Афанасий Петрович не дошёл до неё шагов десяти. Он вцепился в свой поднос, а спиной вжался в обёрнутую багровой парчой античную колонну.
А вот Гильом подошёл вплотную. И, хотя господам уже было поставлено кушанье, свой поднос он опустил напротив Марии.
Мария даже не взглянула на Гильома, зато стоявший поблизости громадный охранник зашипел:
- Ты чего?!..
Гильом отступил на два шага, прокашлялся и громко заявил:
- Я бы хотел прочитать свои стихи.
Теперь уже все сидевшие за столом внимательно на него глядели. Также и Мария подняла взор, и смотрела на него с большим интересом. И Гильом смотрел только на неё.
Охранник шагнул к Гильому, схватил его за запястье, и, сжав так, что хрустнула кость, зашипел на ухо:
- А ну - пошли...
- Я бы хотел прочесть стихи. - спокойным, ясным голосом повторил Гильом, и по прежнему смотрел на Марию.
А потом он улыбнулся этой несчастной женщине. И она улыбнулась ему в ответ, хотя уже и не помнила, когда в последний раз улыбалась. Гораздо чаще она плакала.
Аскольд также был заинтересован. Несмотря на все искусственные развлеченья, жизнь его проходила чрезвычайно однообразно, а тут какой-то безумец... И он хлопнул своими ухоженными, надушенными ладошками, приподнялся, и, улыбаясь Гильому, сказал:
- Похоже, у нас на кухне вырос новый гениальный поэт. Не так ли?.. Ну, что же, милости просим, милости просим. С большим удовольствием послушаем ваши стихи... Не хотите ли шампанского для смелости...
И он протянул Гильому стилизованный под средневековье большой потир из чистого золота, да с изумрудами.
- Нет. Спасибо. - по-прежнему глядя на Марию, ответил Гильом. - Я и без этого чувствую себя очень хорошо.
Он ещё шире ей улыбнулся, и она, забыв вдруг обо всём, и, почувствовав себя вновь молодой и невинной, расцвела в широкой, приветливой улыбке.
И тогда Гильом начал читать стихи, которые жили в его атомном сердце, и которые сочинил в бессонные ночи Афанасий Петрович.
В этих стихах ни разу не называлась Мария, но всё же в них славилась её красота; красота погибшей природы, красота космоса, и Любви; в этих стихах жила надежда на возрожденье, и в то же время - это были очень печальные стихи. Каждая строка была отточена, но, в то же время - в каждой жило искреннее чувство.
И Мария понимала, что стихи обращены к ней, и она, не замечая того, плакала от счастья...
Гильом прочёл несколько стихотворений. Сидевшие поблизости громко ему захлопали. Кто-то закричал:
- Браво! Браво!
А другой нахмурился:
- А не тот ли этот злодей, из-за которого появилась Вавилонская Башня?
Тут Афанасий Петрович отпрянул за колонну. Все глазели на Гильома, и поэтому этого манёвра никто не заметил.
- Нет. Это не я. - спокойно ответил Гильом.
- Действительно - не тот. - вступился Аскольд. - Тот уже почти старик. А этот. Вы взгляните: молодой, красавчик...
Тем временем Гильом скинул с себя поварскую одёжку и оказался в том роскошным костюме, который приобрёл для него Афанасий Петрович. Только пиджака в этом костюме не хватало - ведь пиджак Гильом отдал какому-то нищему.

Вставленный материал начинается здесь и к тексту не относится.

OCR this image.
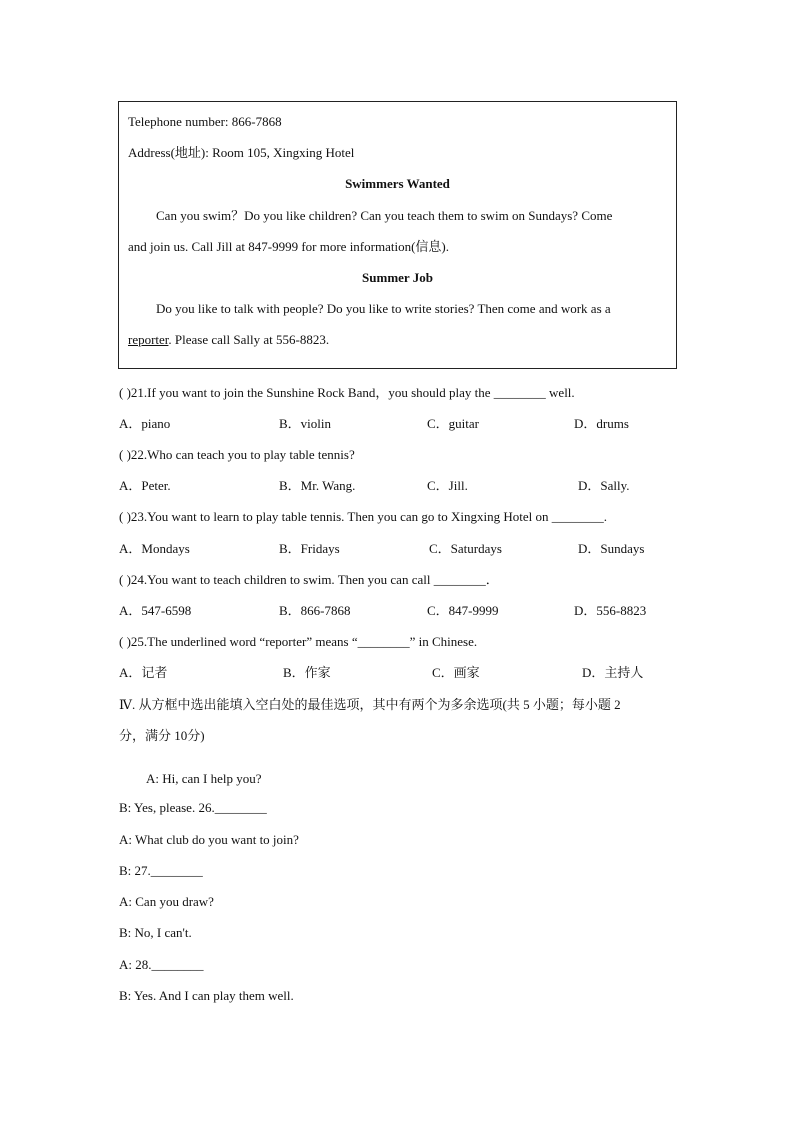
Telephone number: 866-7868
Address(地址): Room 105, Xingxing Hotel
Swimmers Wanted
Can you swim？Do you like children? Can you teach them to swim on Sundays? Come
and join us. Call Jill at 847-9999 for more information(信息).
Summer Job
Do you like to talk with people? Do you like to write stories? Then come and work as a
reporter. Please call Sally at 556-8823.
( )21.If you want to join the Sunshine Rock Band，you should play the ________ well.
A．piano	B．violin	C．guitar	D．drums
( )22.Who can teach you to play table tennis?
A．Peter.	B．Mr. Wang.	C．Jill.	D．Sally.
( )23.You want to learn to play table tennis. Then you can go to Xingxing Hotel on ________.
A．Mondays	B．Fridays	C．Saturdays	D．Sundays
( )24.You want to teach children to swim. Then you can call ________．
A．547-6598	B．866-7868	C．847-9999	D．556-8823
( )25.The underlined word “reporter” means “________” in Chinese.
A．记者	B．作家	C．画家	D．主持人
Ⅳ. 从方框中选出能填入空白处的最佳选项，其中有两个为多余选项(共 5 小题；每小题 2
分，满分 10分)
A: Hi, can I help you?
B: Yes, please. 26.________
A: What club do you want to join?
B: 27.________
A: Can you draw?
B: No, I can't.
A: 28.________
B: Yes. And I can play them well.
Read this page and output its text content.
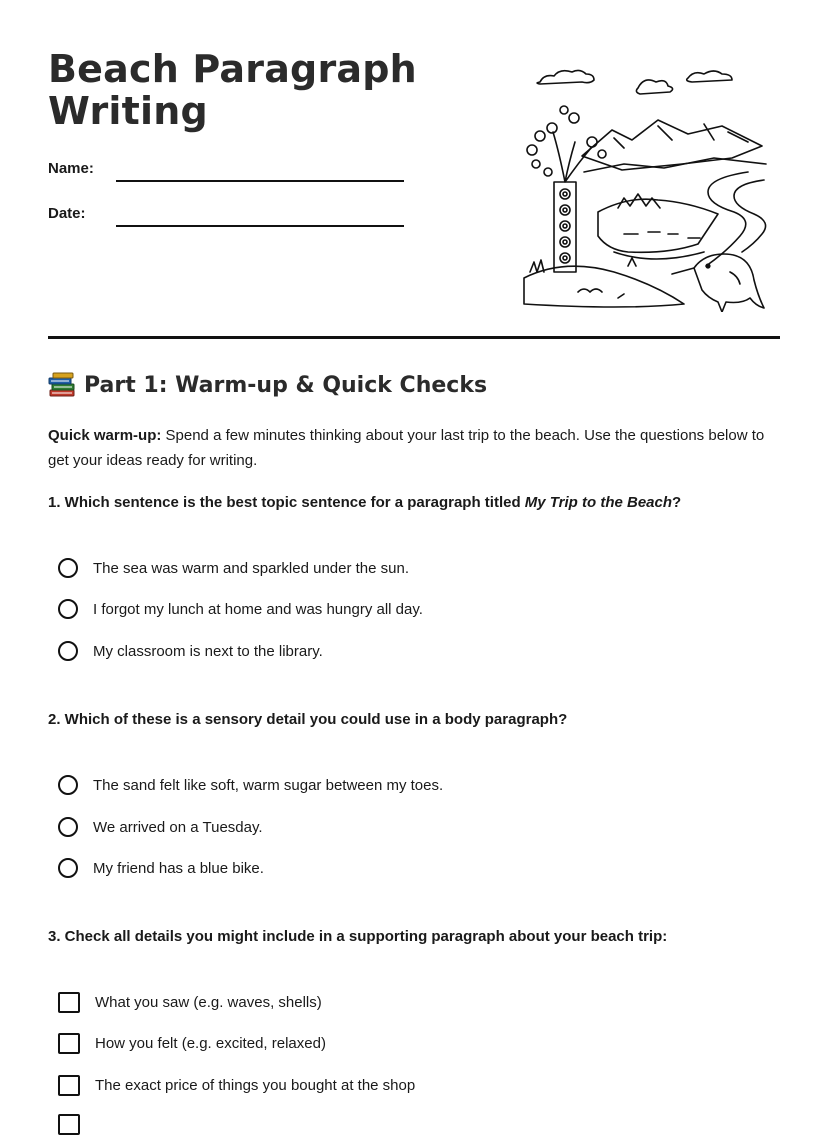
Beach Paragraph
Writing
Name:
Date:
Part 1: Warm-up & Quick Checks

Quick warm-up: Spend a few minutes thinking about your last trip to the beach. Use the questions below to get your ideas ready for writing.

1. Which sentence is the best topic sentence for a paragraph titled My Trip to the Beach?
The sea was warm and sparkled under the sun.
I forgot my lunch at home and was hungry all day.
My classroom is next to the library.
2. Which of these is a sensory detail you could use in a body paragraph?
The sand felt like soft, warm sugar between my toes.
We arrived on a Tuesday.
My friend has a blue bike.
3. Check all details you might include in a supporting paragraph about your beach trip:
What you saw (e.g. waves, shells)
How you felt (e.g. excited, relaxed)
The exact price of things you bought at the shop
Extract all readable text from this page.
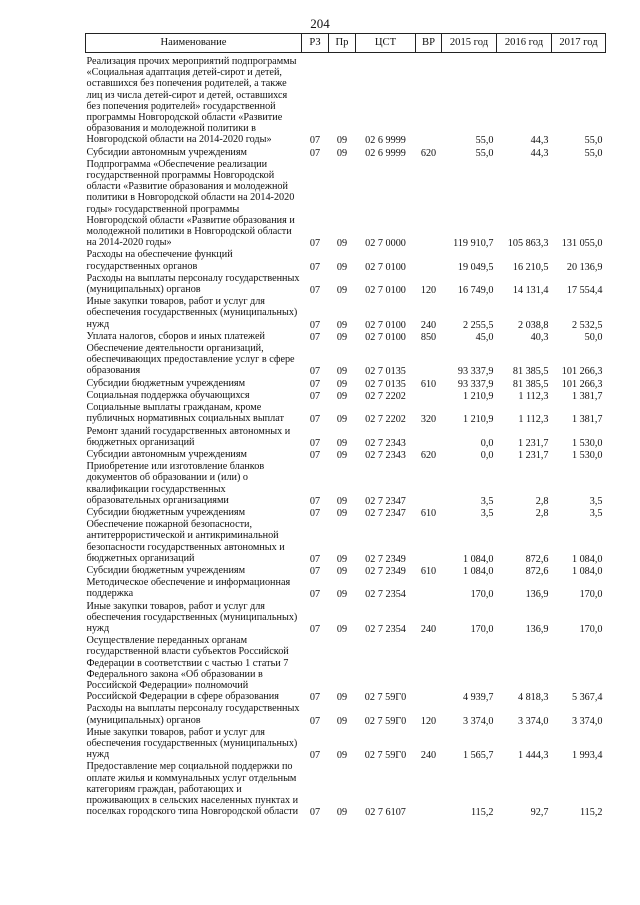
204
Наименование	РЗ	Пр	ЦСТ	ВР	2015 год	2016 год	2017 год
Реализация прочих мероприятий подпрограммы «Социальная адаптация детей-сирот и детей, оставшихся без попечения родителей, а также лиц из числа детей-сирот и детей, оставшихся без попечения родителей» государственной программы Новгородской области «Развитие образования и молодежной политики в Новгородской области на 2014-2020 годы»	07	09	02 6 9999		55,0	44,3	55,0
Субсидии автономным учреждениям	07	09	02 6 9999	620	55,0	44,3	55,0
Подпрограмма «Обеспечение реализации государственной программы Новгородской области «Развитие образования и молодежной политики в Новгородской области на 2014-2020 годы» государственной программы Новгородской области «Развитие образования и молодежной политики в Новгородской области на 2014-2020 годы»	07	09	02 7 0000		119 910,7	105 863,3	131 055,0
Расходы на обеспечение функций государственных органов	07	09	02 7 0100		19 049,5	16 210,5	20 136,9
Расходы на выплаты персоналу государственных (муниципальных) органов	07	09	02 7 0100	120	16 749,0	14 131,4	17 554,4
Иные закупки товаров, работ и услуг для обеспечения государственных (муниципальных) нужд	07	09	02 7 0100	240	2 255,5	2 038,8	2 532,5
Уплата налогов, сборов и иных платежей	07	09	02 7 0100	850	45,0	40,3	50,0
Обеспечение деятельности организаций, обеспечивающих предоставление услуг в сфере образования	07	09	02 7 0135		93 337,9	81 385,5	101 266,3
Субсидии бюджетным учреждениям	07	09	02 7 0135	610	93 337,9	81 385,5	101 266,3
Социальная поддержка обучающихся	07	09	02 7 2202		1 210,9	1 112,3	1 381,7
Социальные выплаты гражданам, кроме публичных нормативных социальных выплат	07	09	02 7 2202	320	1 210,9	1 112,3	1 381,7
Ремонт зданий государственных автономных и бюджетных организаций	07	09	02 7 2343		0,0	1 231,7	1 530,0
Субсидии автономным учреждениям	07	09	02 7 2343	620	0,0	1 231,7	1 530,0
Приобретение или изготовление бланков документов об образовании и (или) о квалификации государственных образовательных организациями	07	09	02 7 2347		3,5	2,8	3,5
Субсидии бюджетным учреждениям	07	09	02 7 2347	610	3,5	2,8	3,5
Обеспечение пожарной безопасности, антитеррористической и антикриминальной безопасности государственных автономных и бюджетных организаций	07	09	02 7 2349		1 084,0	872,6	1 084,0
Субсидии бюджетным учреждениям	07	09	02 7 2349	610	1 084,0	872,6	1 084,0
Методическое обеспечение и информационная поддержка	07	09	02 7 2354		170,0	136,9	170,0
Иные закупки товаров, работ и услуг для обеспечения государственных (муниципальных) нужд	07	09	02 7 2354	240	170,0	136,9	170,0
Осуществление переданных органам государственной власти субъектов Российской Федерации в соответствии с частью 1 статьи 7 Федерального закона «Об образовании в Российской Федерации» полномочий Российской Федерации в сфере образования	07	09	02 7 59Г0		4 939,7	4 818,3	5 367,4
Расходы на выплаты персоналу государственных (муниципальных) органов	07	09	02 7 59Г0	120	3 374,0	3 374,0	3 374,0
Иные закупки товаров, работ и услуг для обеспечения государственных (муниципальных) нужд	07	09	02 7 59Г0	240	1 565,7	1 444,3	1 993,4
Предоставление мер социальной поддержки по оплате жилья и коммунальных услуг отдельным категориям граждан, работающих и проживающих в сельских населенных пунктах и поселках городского типа Новгородской области	07	09	02 7 6107		115,2	92,7	115,2
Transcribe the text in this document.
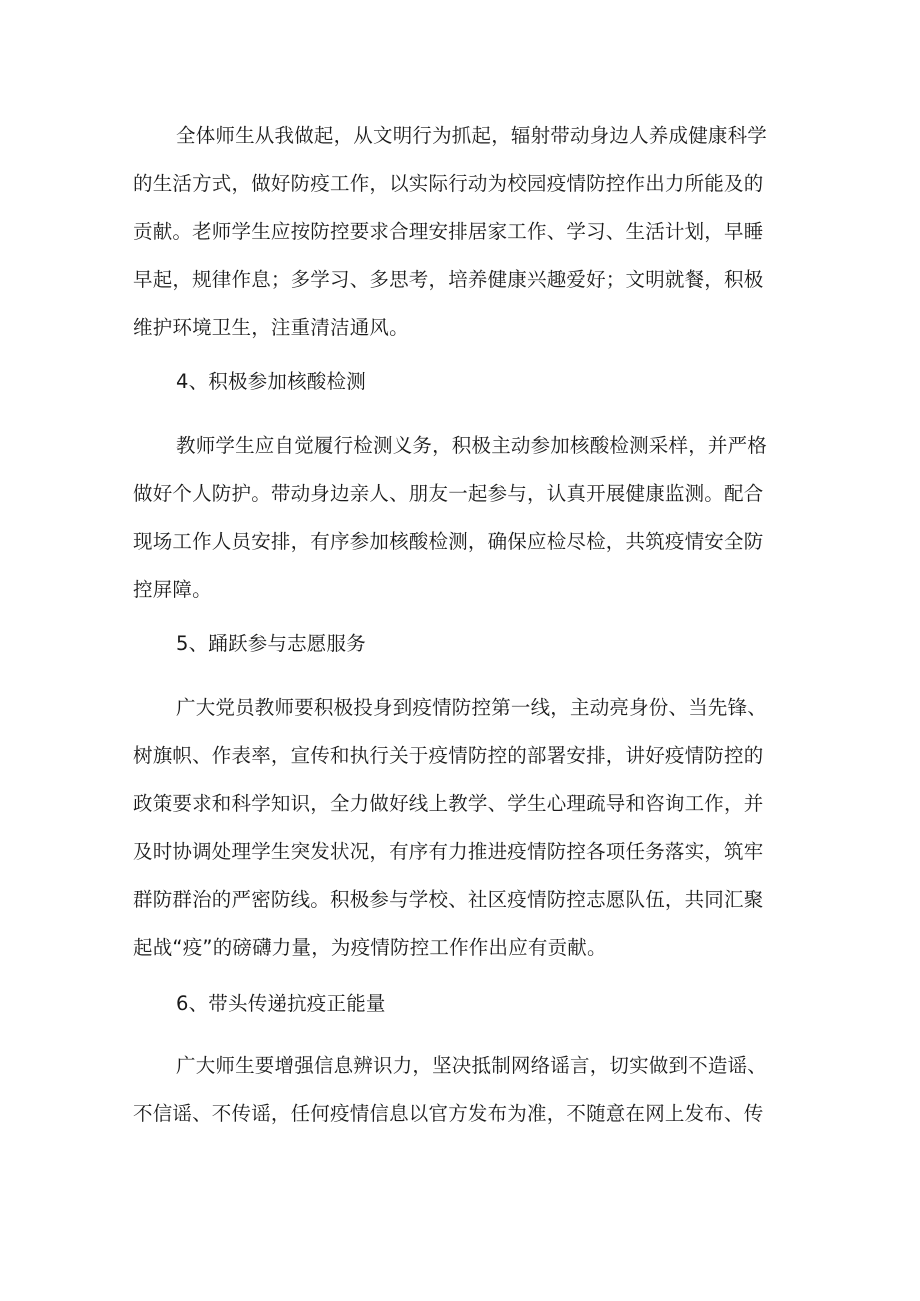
全体师生从我做起，从文明行为抓起，辐射带动身边人养成健康科学
的生活方式，做好防疫工作，以实际行动为校园疫情防控作出力所能及的
贡献。老师学生应按防控要求合理安排居家工作、学习、生活计划，早睡
早起，规律作息；多学习、多思考，培养健康兴趣爱好；文明就餐，积极
维护环境卫生，注重清洁通风。
4、积极参加核酸检测
教师学生应自觉履行检测义务，积极主动参加核酸检测采样，并严格
做好个人防护。带动身边亲人、朋友一起参与，认真开展健康监测。配合
现场工作人员安排，有序参加核酸检测，确保应检尽检，共筑疫情安全防
控屏障。
5、踊跃参与志愿服务
广大党员教师要积极投身到疫情防控第一线，主动亮身份、当先锋、
树旗帜、作表率，宣传和执行关于疫情防控的部署安排，讲好疫情防控的
政策要求和科学知识，全力做好线上教学、学生心理疏导和咨询工作，并
及时协调处理学生突发状况，有序有力推进疫情防控各项任务落实，筑牢
群防群治的严密防线。积极参与学校、社区疫情防控志愿队伍，共同汇聚
起战“疫”的磅礴力量，为疫情防控工作作出应有贡献。
6、带头传递抗疫正能量
广大师生要增强信息辨识力，坚决抵制网络谣言，切实做到不造谣、
不信谣、不传谣，任何疫情信息以官方发布为准，不随意在网上发布、传
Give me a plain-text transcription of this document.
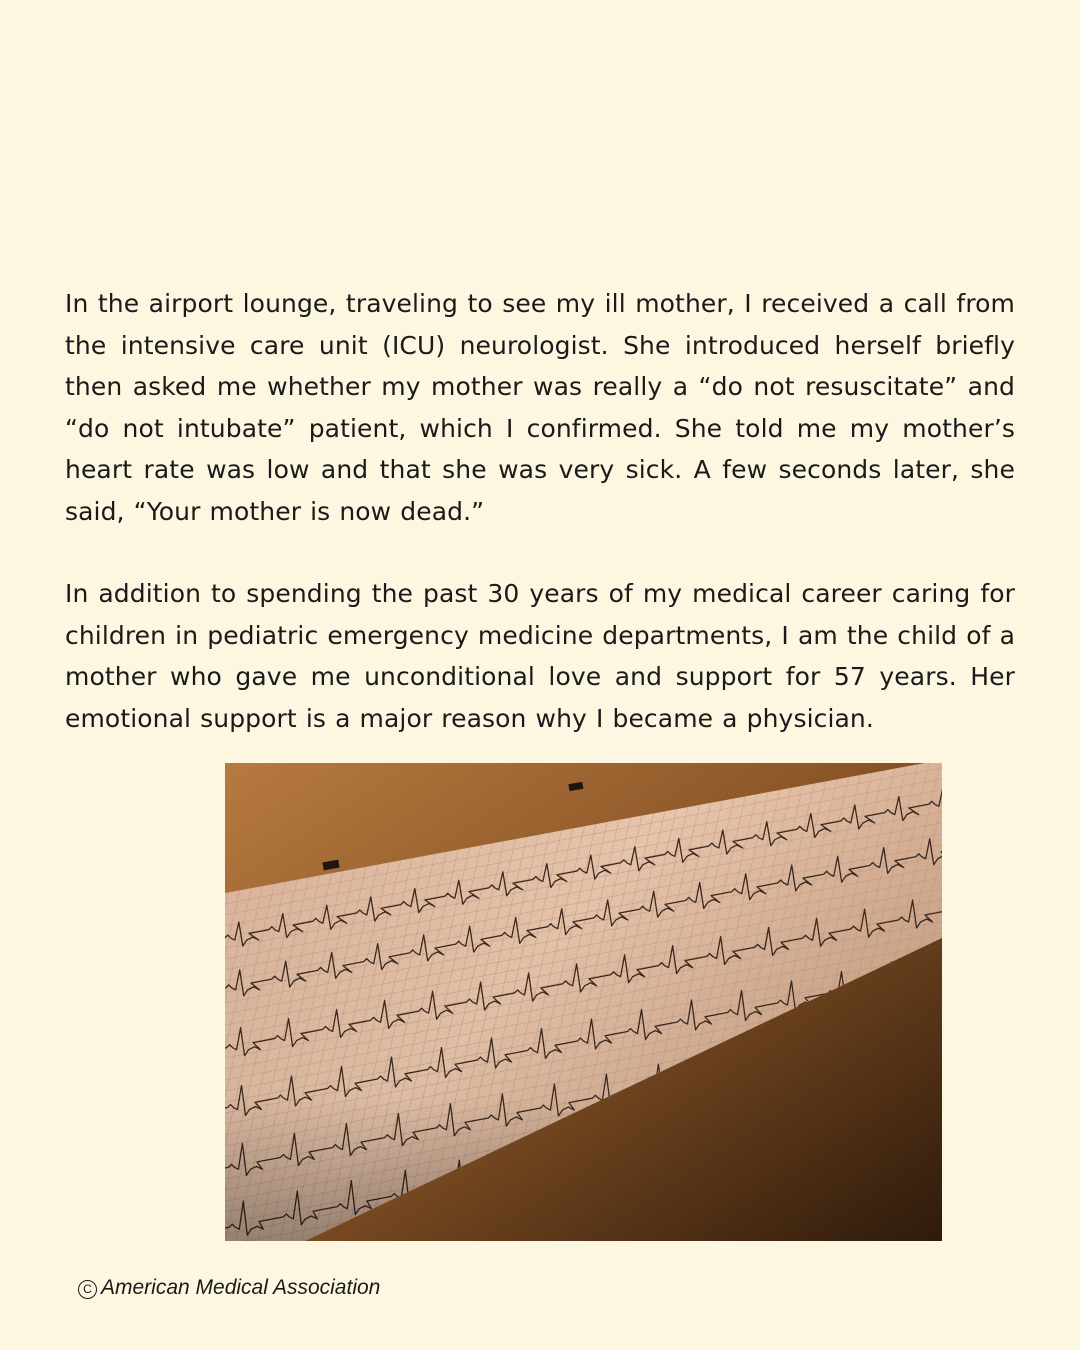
In the airport lounge, traveling to see my ill mother, I received a call from the intensive care unit (ICU) neurologist. She introduced herself briefly then asked me whether my mother was really a “do not resuscitate” and “do not intubate” patient, which I confirmed. She told me my mother’s heart rate was low and that she was very sick. A few seconds later, she said, “Your mother is now dead.”

In addition to spending the past 30 years of my medical career caring for children in pediatric emergency medicine departments, I am the child of a mother who gave me unconditional love and support for 57 years. Her emotional support is a major reason why I became a physician.

C American Medical Association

И вновь все, кроме сияющей Марии, громко захлопали.
- Браво! Браво! - кричали они.
Гильом продолжил чтение стихов. Так продолжалось около получаса. Ни разу он не сбился, ни разу никто не зевнул. Стихи были действительно замечательными. Для многих - это было самое искреннее и красивое представление из виденных в жизни.
Наконец, по прошествии получаса, он остановился. Хотя он знал ещё превеликое множество стихов, сочинённых Афанасием Петровичем, что-то подсказывало ему, что сейчас пора закругляться.
И вновь громкие аплодисменты, крики: "Браво!". Несколько пьяных господ бросились к нему с бутылками и распростёртыми объятьями; их массивные супруги также поспешили к Гильому. А он поклонился Марии, которая только приподнялась, и смотрела на него с неземной нежностью.
И вот рядом с Гильомом оказался сам Аскольд, он сжал его плёчо, и сказал:
- Что же: приглашаю в наше весьма закрытое общество. Друг мой, меня совершенно не интересует твоё положение в обществе, сколь ты богат и прочее. У тебя, может быть, вообще ни гроша за душой нет, а мне всё равно. Отныне, ты - мой друг, и званный гость на всех моих вечеринках. Ты - будешь украшением этих посиделок. Я подарю тебе, всё что желаешь... Чего желаешь, всё твоё...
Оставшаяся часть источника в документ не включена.